Reviewed by Meleni Aldridge

I tried. Really, I did.

It was meant to be an evening of Fringe Theatre at London’s Camden Fringe Festival 2011, but Alternative's skeptical foray into the issues surrounding natural healthcare proved to be more cringe than fringe. Billed as a comedy, ‘from award winning and critically acclaimed Trunkman Productions’, and sporting ‘sharp lines and clever dialogue’ according to the Fringe Report, I went along with an open mind to see what writer Trent Burton had to offer.

Unfortunately, Alternative turned out to be little more than a sixth-form revue performed badly to an audience of likeminded sniggerers. Don't get me wrong: I didn't expect to wholeheartedly agree with the play's sentiments, but I was hoping that the promised clever dialogue would be well researched and factually sound. But sixth-form was as good as it got. With a couple of honourable exceptions, Alternative was basically 2 hours of hammy overacting that failed to breathe life into an unrealistic script – one that could have been more accurately researched by a bright teenager. The only people it amused were the other skeptics in the audience.

The loneliness of the enquiring mind

I quickly realised that the open mind with which I arrived was doomed not only to remain lonely, but also frustrated at the lack of anything new or original to chew on.  (Wo)man cannot live by puerile in-group jokes alone, so it's lucky the theatre was above a pub and sustenance could be sourced at the much-needed break – the best entertainment all evening.

The second half of the play was even worse than the first and I was beginning to wish I had some of those homeopathic remedies with me! As 2-hours stretched into what seemed like weeks, I wondered why Burton's ideas were simply repeating the drivel (i.e. the closed-minded, shallow, self-serving, self-aggrandising rhetoric that's becoming synonymous with this new breed of 'anti-natural' skeptics) we see regurgitated time and again by the skeptics. Looking at the programme properly for the first time – anything can be entertaining under pressure – I realised that I shouldn't have been surprised. Alternative is, in fact, a collaboration between the husband-and-wife Burton team and the 'skeptics united' of the charmless Nightingale Collaboration. This new venture appears to herald a change of tack for them — not content with ruining the lives of natural healthcare practitioners by acting like the most tedious of playground bullies, they are now contaminating the Arts with their particular brand of biased and reductionist thinking.

A class of thousands

In another bodyswerve around originality, the play took aim at homeopathy, the skeptic's favourite topic. However, lovers of both homeopathy and accuracy will be equally disappointed at the play's misunderstanding of homeopathic philosophy and practice.

Team Burton had a wonderful opportunity to use Alternative to engage the audience's grey matter with solid scientific argument, to try to convince us 'free thinkers' of the error of our ways. Instead, they settled for the same old rhetoric that’s churned out ad nauseam on skeptic blog sites the Western world over.

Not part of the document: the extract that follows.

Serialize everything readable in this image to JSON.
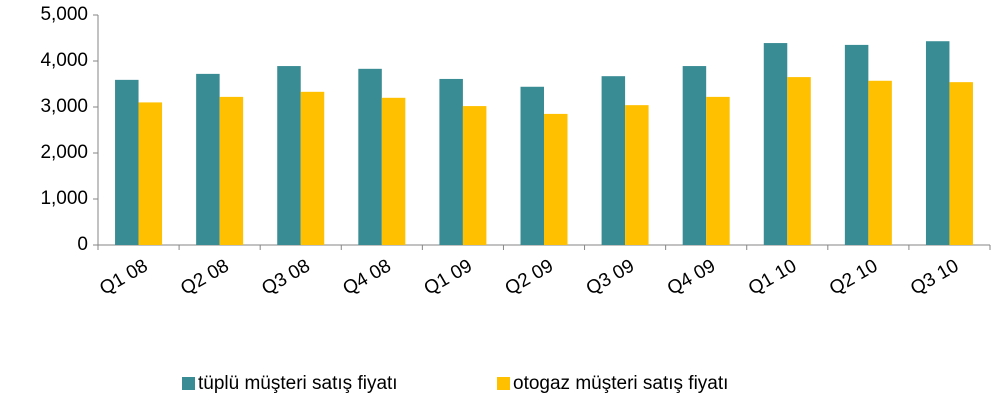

What a shame: I’d have respected the Burtons’ talent so much more if they’d attempted even a semblance of originality. Fortunately it wasn't memorable enough to leave a lasting impression.

While we can hope that these flurries of activity from the 'anti-natural' skeptics will burn themselves out, naturally, through lack of broad appeal, it's worth, in our view, staying vigilant and keeping an eye on this new movement's antics.  Let's try to encourage a deeper level of discussion, and help these unfortunate people to realise that it's often the limitations of existing science that make them feel so compelled about their righteousness. That's why it's sometimes easy to compare them with the flat-earthers of yesteryear.